Reunions outside are affected by weather.
“The heat and the sun alone can introduce a risk to a senior,” the Koch Management Group noted in a statement last week, adding meeting inside “poses other risks such as scheduling, logistics, staffing, screening and infection control. Most importantly, allowing indoor visits increases the chance of spreading infection.”
But the trailer, because of its Plexiglas barrier, lets people take personal protection off and eat a meal together.
Nancy’s only remaining challenge is how to play cards with Marjorie. “Mom’s a killer euchre player,” said Nancy. “We can’t hug still — we’re waiting for that, that’s for sure, but you don’t have to wear a mask.”
The residence got through the first wave of COVID-19 with minimal tragedy.
The outbreak in early April included three positive cases. It kept the community in floor isolation for almost two months, co-owner Marie-Josee LaFontaine said Friday.
The pandemic isn’t gone, however; until there’s a vaccine,
LaFontaine said, we’re not over it.
So, she thought, “We have no choice but to create a pandemic-free zone,” where a family can connect on an emotional level, unsupervised. LaFontaine showed Koch, based in North York, pictures of a trailer used for visits in British Columbia.
“Can we get something like this done in a week?” she asked.

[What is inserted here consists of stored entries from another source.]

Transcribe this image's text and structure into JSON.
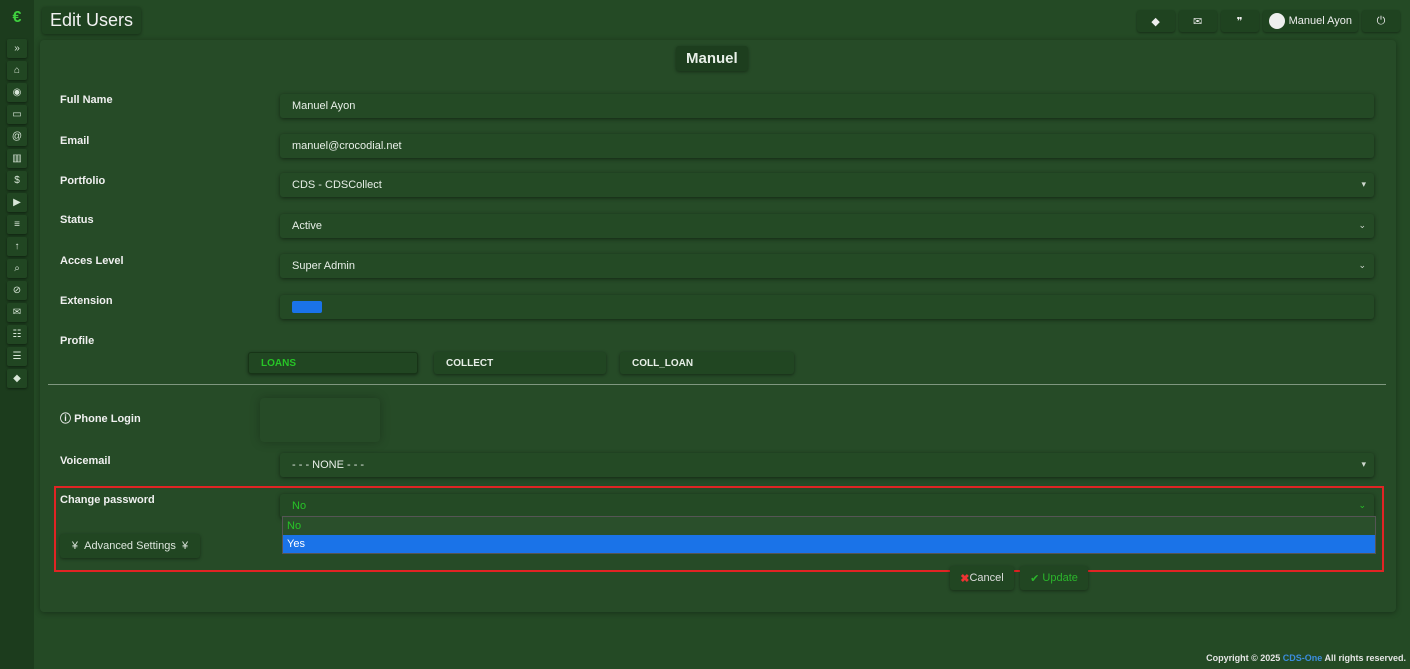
{
  "app": {
    "logo": "€",
    "title": "Edit Users"
  },
  "topbar": {
    "icons": [
      "tag-icon",
      "envelope-icon",
      "chat-icon"
    ],
    "user_name": "Manuel Ayon",
    "power_icon": "power-icon"
  },
  "sidebar": {
    "items": [
      {
        "icon": "»",
        "name": "expand-icon"
      },
      {
        "icon": "⌂",
        "name": "home-icon"
      },
      {
        "icon": "◉",
        "name": "dashboard-icon"
      },
      {
        "icon": "▭",
        "name": "monitor-icon"
      },
      {
        "icon": "@",
        "name": "at-icon"
      },
      {
        "icon": "▥",
        "name": "chart-icon"
      },
      {
        "icon": "$",
        "name": "dollar-icon"
      },
      {
        "icon": "▶",
        "name": "play-icon"
      },
      {
        "icon": "≡",
        "name": "list-icon"
      },
      {
        "icon": "↑",
        "name": "upload-icon"
      },
      {
        "icon": "⌕",
        "name": "search-icon"
      },
      {
        "icon": "⊘",
        "name": "ban-icon"
      },
      {
        "icon": "✉",
        "name": "mail-icon"
      },
      {
        "icon": "☷",
        "name": "users-icon"
      },
      {
        "icon": "☰",
        "name": "sliders-icon"
      },
      {
        "icon": "◆",
        "name": "tag-icon"
      }
    ]
  },
  "form": {
    "user_tag": "Manuel",
    "full_name": {
      "label": "Full Name",
      "value": "Manuel Ayon"
    },
    "email": {
      "label": "Email",
      "value": "manuel@crocodial.net"
    },
    "portfolio": {
      "label": "Portfolio",
      "value": "CDS - CDSCollect"
    },
    "status": {
      "label": "Status",
      "value": "Active"
    },
    "access_level": {
      "label": "Acces Level",
      "value": "Super Admin"
    },
    "extension": {
      "label": "Extension"
    },
    "profile": {
      "label": "Profile",
      "options": [
        "LOANS",
        "COLLECT",
        "COLL_LOAN"
      ],
      "selected": "LOANS"
    },
    "phone_login": {
      "label": "Phone Login"
    },
    "voicemail": {
      "label": "Voicemail",
      "value": "- - - NONE - - -"
    },
    "change_password": {
      "label": "Change password",
      "value": "No",
      "options": [
        "No",
        "Yes"
      ],
      "highlighted": "Yes"
    },
    "advanced_settings": "Advanced Settings",
    "cancel": "Cancel",
    "update": "Update"
  },
  "footer": {
    "prefix": "Copyright © 2025 ",
    "brand": "CDS-One",
    "suffix": " All rights reserved."
  },
  "colors": {
    "accent_green": "#3fd13f",
    "highlight_blue": "#1a73e8",
    "alert_red": "#e02424"
  }
}
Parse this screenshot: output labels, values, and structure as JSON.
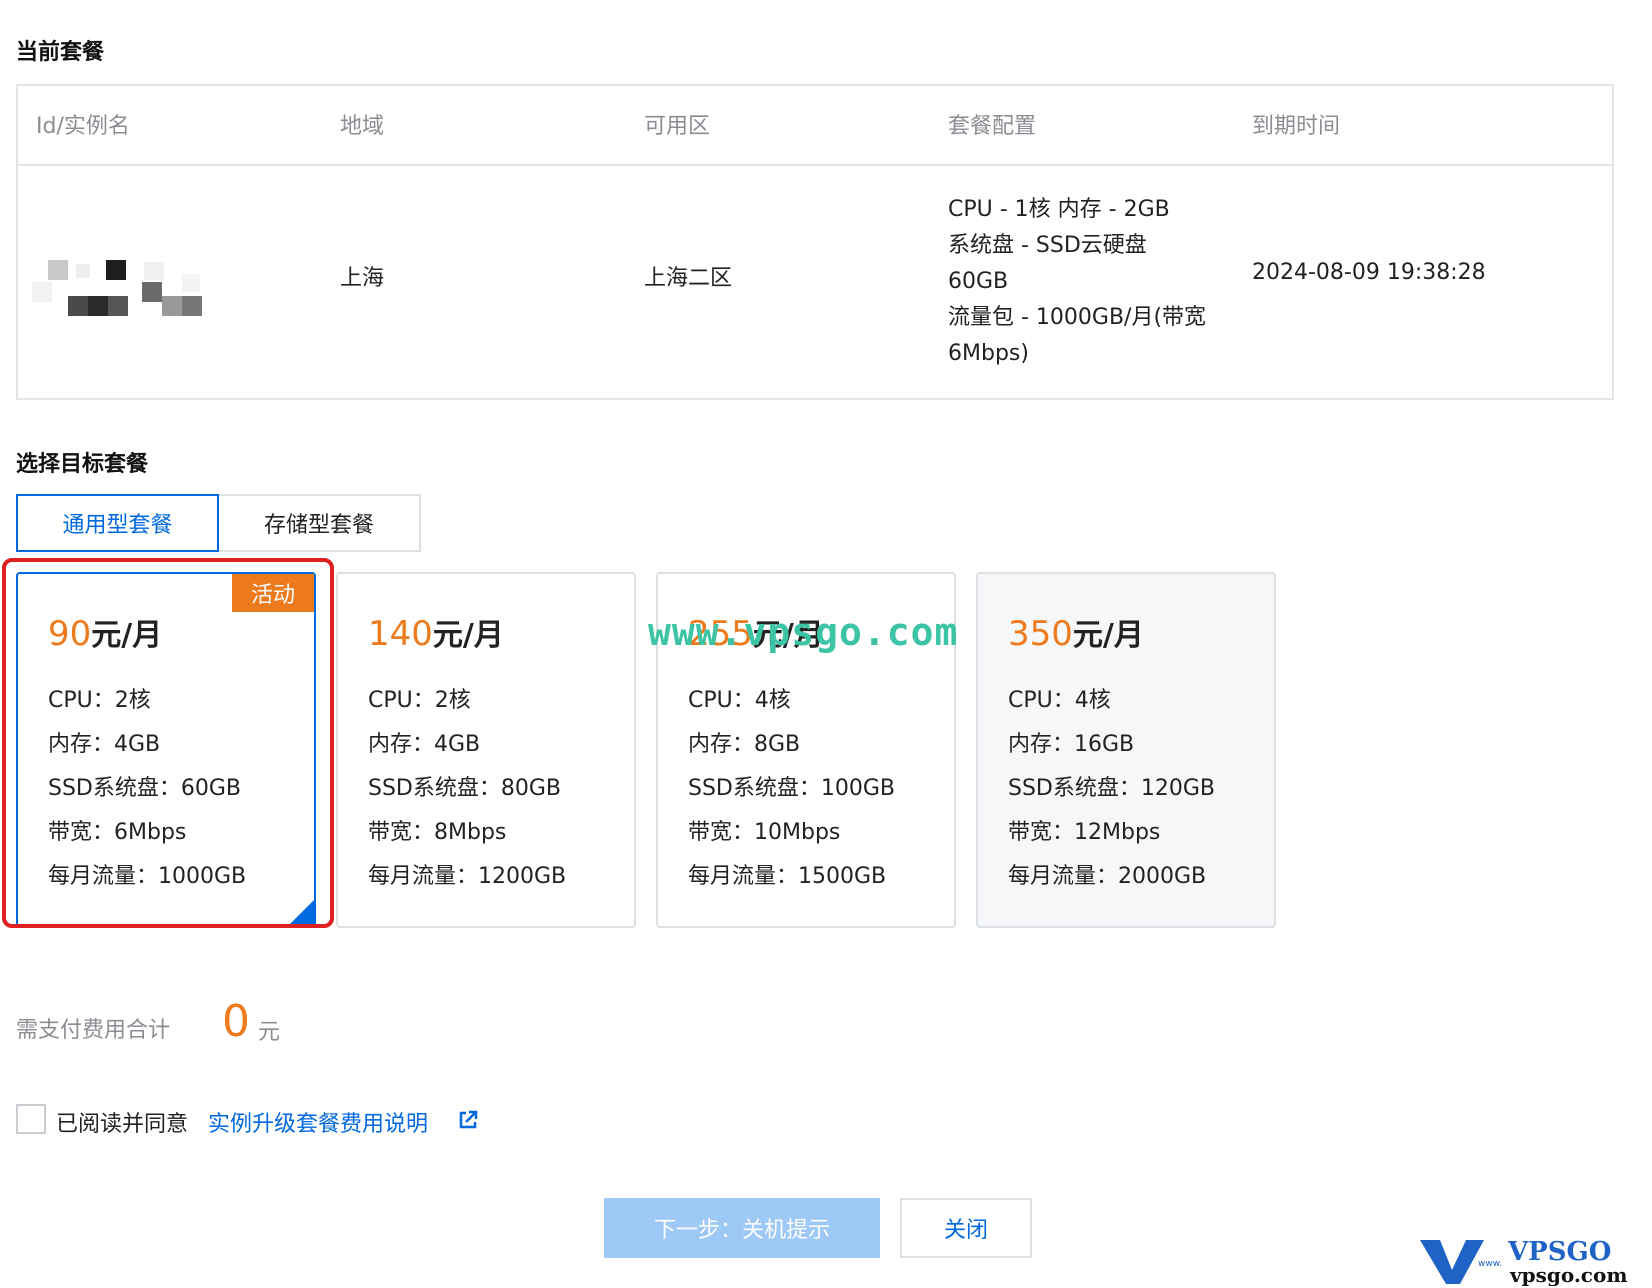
{
  "current_plan": {
    "title": "当前套餐",
    "columns": [
      "Id/实例名",
      "地域",
      "可用区",
      "套餐配置",
      "到期时间"
    ],
    "row": {
      "region": "上海",
      "zone": "上海二区",
      "config_lines": [
        "CPU - 1核 内存 - 2GB",
        "系统盘 - SSD云硬盘",
        "60GB",
        "流量包 - 1000GB/月(带宽",
        "6Mbps)"
      ],
      "expire": "2024-08-09 19:38:28"
    }
  },
  "target": {
    "title": "选择目标套餐",
    "tabs": [
      {
        "label": "通用型套餐",
        "active": true
      },
      {
        "label": "存储型套餐",
        "active": false
      }
    ]
  },
  "plans": [
    {
      "price": "90",
      "unit": "元/月",
      "badge": "活动",
      "selected": true,
      "specs": [
        "CPU：2核",
        "内存：4GB",
        "SSD系统盘：60GB",
        "带宽：6Mbps",
        "每月流量：1000GB"
      ]
    },
    {
      "price": "140",
      "unit": "元/月",
      "specs": [
        "CPU：2核",
        "内存：4GB",
        "SSD系统盘：80GB",
        "带宽：8Mbps",
        "每月流量：1200GB"
      ]
    },
    {
      "price": "255",
      "unit": "元/月",
      "specs": [
        "CPU：4核",
        "内存：8GB",
        "SSD系统盘：100GB",
        "带宽：10Mbps",
        "每月流量：1500GB"
      ]
    },
    {
      "price": "350",
      "unit": "元/月",
      "specs": [
        "CPU：4核",
        "内存：16GB",
        "SSD系统盘：120GB",
        "带宽：12Mbps",
        "每月流量：2000GB"
      ]
    }
  ],
  "watermark": "www.vpsgo.com",
  "total": {
    "label": "需支付费用合计",
    "amount": "0",
    "unit": "元"
  },
  "agreement": {
    "prefix": "已阅读并同意",
    "link": "实例升级套餐费用说明"
  },
  "buttons": {
    "next": "下一步：关机提示",
    "close": "关闭"
  },
  "logo": {
    "line1": "VPSGO",
    "line2": "vpsgo.com",
    "small": "www."
  },
  "colors": {
    "accent": "#0069e0",
    "price": "#ed7a1c",
    "highlight": "#e02020",
    "watermark": "#3cc4a4"
  }
}
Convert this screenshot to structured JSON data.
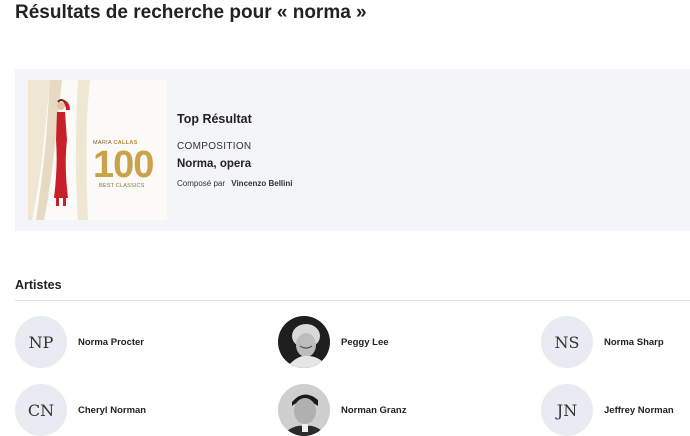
{
  "header": {
    "title": "Résultats de recherche pour « norma »"
  },
  "top_result": {
    "label": "Top Résultat",
    "type": "COMPOSITION",
    "title": "Norma, opera",
    "composer_prefix": "Composé par",
    "composer": "Vincenzo Bellini",
    "cover": {
      "artist_first": "MARIA",
      "artist_last": "CALLAS",
      "number": "100",
      "subtitle": "BEST CLASSICS"
    }
  },
  "artists_section": {
    "title": "Artistes",
    "items": [
      {
        "initials": "NP",
        "name": "Norma Procter",
        "photo": false
      },
      {
        "initials": "",
        "name": "Peggy Lee",
        "photo": true
      },
      {
        "initials": "NS",
        "name": "Norma Sharp",
        "photo": false
      },
      {
        "initials": "CN",
        "name": "Cheryl Norman",
        "photo": false
      },
      {
        "initials": "",
        "name": "Norman Granz",
        "photo": true
      },
      {
        "initials": "JN",
        "name": "Jeffrey Norman",
        "photo": false
      }
    ]
  },
  "colors": {
    "card_bg": "#f4f5f9",
    "avatar_bg": "#e8ebf2",
    "cover_gold": "#c9a24b",
    "dress_red": "#c8202a"
  }
}
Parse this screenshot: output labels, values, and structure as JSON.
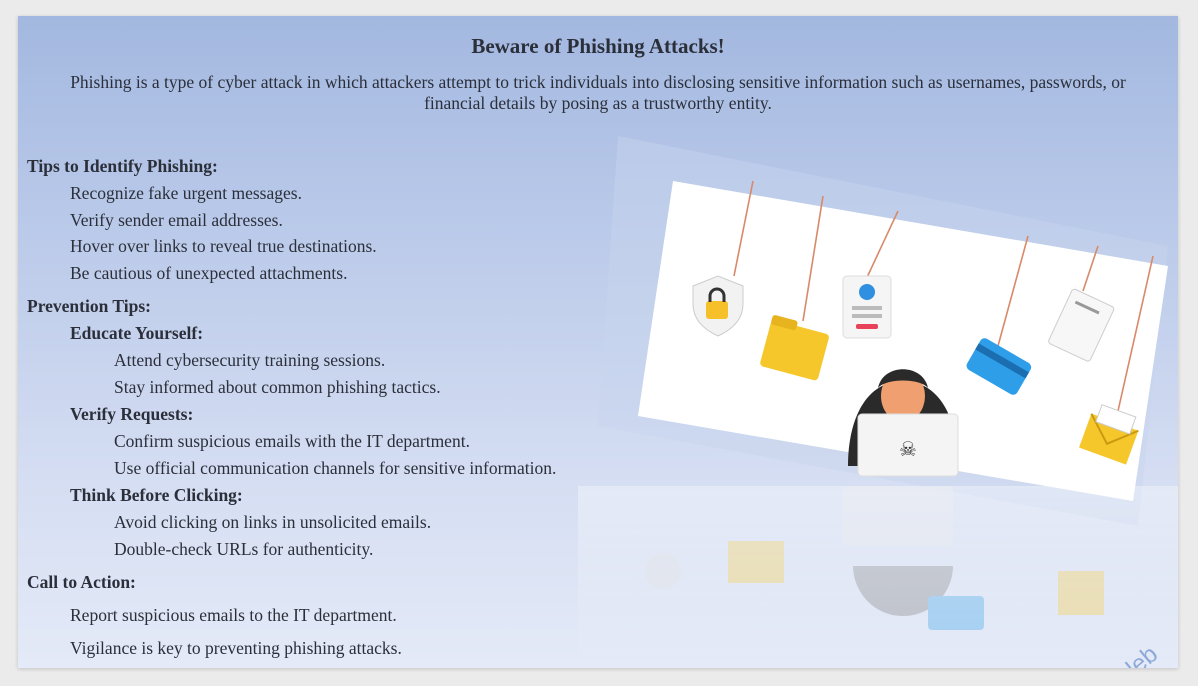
{
  "title": "Beware of Phishing Attacks!",
  "intro": "Phishing is a type of cyber attack in which attackers attempt to trick individuals into disclosing sensitive information such as usernames, passwords, or financial details by posing as a trustworthy entity.",
  "identify": {
    "heading": "Tips to Identify Phishing:",
    "items": [
      "Recognize fake urgent messages.",
      "Verify sender email addresses.",
      "Hover over links to reveal true destinations.",
      "Be cautious of unexpected attachments."
    ]
  },
  "prevention": {
    "heading": "Prevention Tips:",
    "groups": [
      {
        "heading": "Educate Yourself:",
        "items": [
          "Attend cybersecurity training sessions.",
          "Stay informed about common phishing tactics."
        ]
      },
      {
        "heading": "Verify Requests:",
        "items": [
          "Confirm suspicious emails with the IT department.",
          "Use official communication channels for sensitive information."
        ]
      },
      {
        "heading": "Think Before Clicking:",
        "items": [
          "Avoid clicking on links in unsolicited emails.",
          "Double-check URLs for authenticity."
        ]
      }
    ]
  },
  "cta": {
    "heading": "Call to Action:",
    "items": [
      "Report suspicious emails to the IT department.",
      "Vigilance is key to preventing phishing attacks."
    ]
  },
  "watermark": "Caleb",
  "illustration_icons": [
    "padlock-icon",
    "folder-icon",
    "login-form-icon",
    "credit-card-icon",
    "document-icon",
    "envelope-icon",
    "hooded-hacker-icon",
    "laptop-icon"
  ]
}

It took the company 10 days to craft the trailer. LaFontaine said she takes her hat off to all involved.
“I think we’re thrilled that we did it.”
The trailer is fully booked for a month. The residence, LaFontaine said, still wants to make the place appear more like a cottage: canopies over the doors, flowers in window boxes.
LaFontaine said there’s one more thing to figure out: how relatives on either side of a hermetically sealed barrier can touch each other.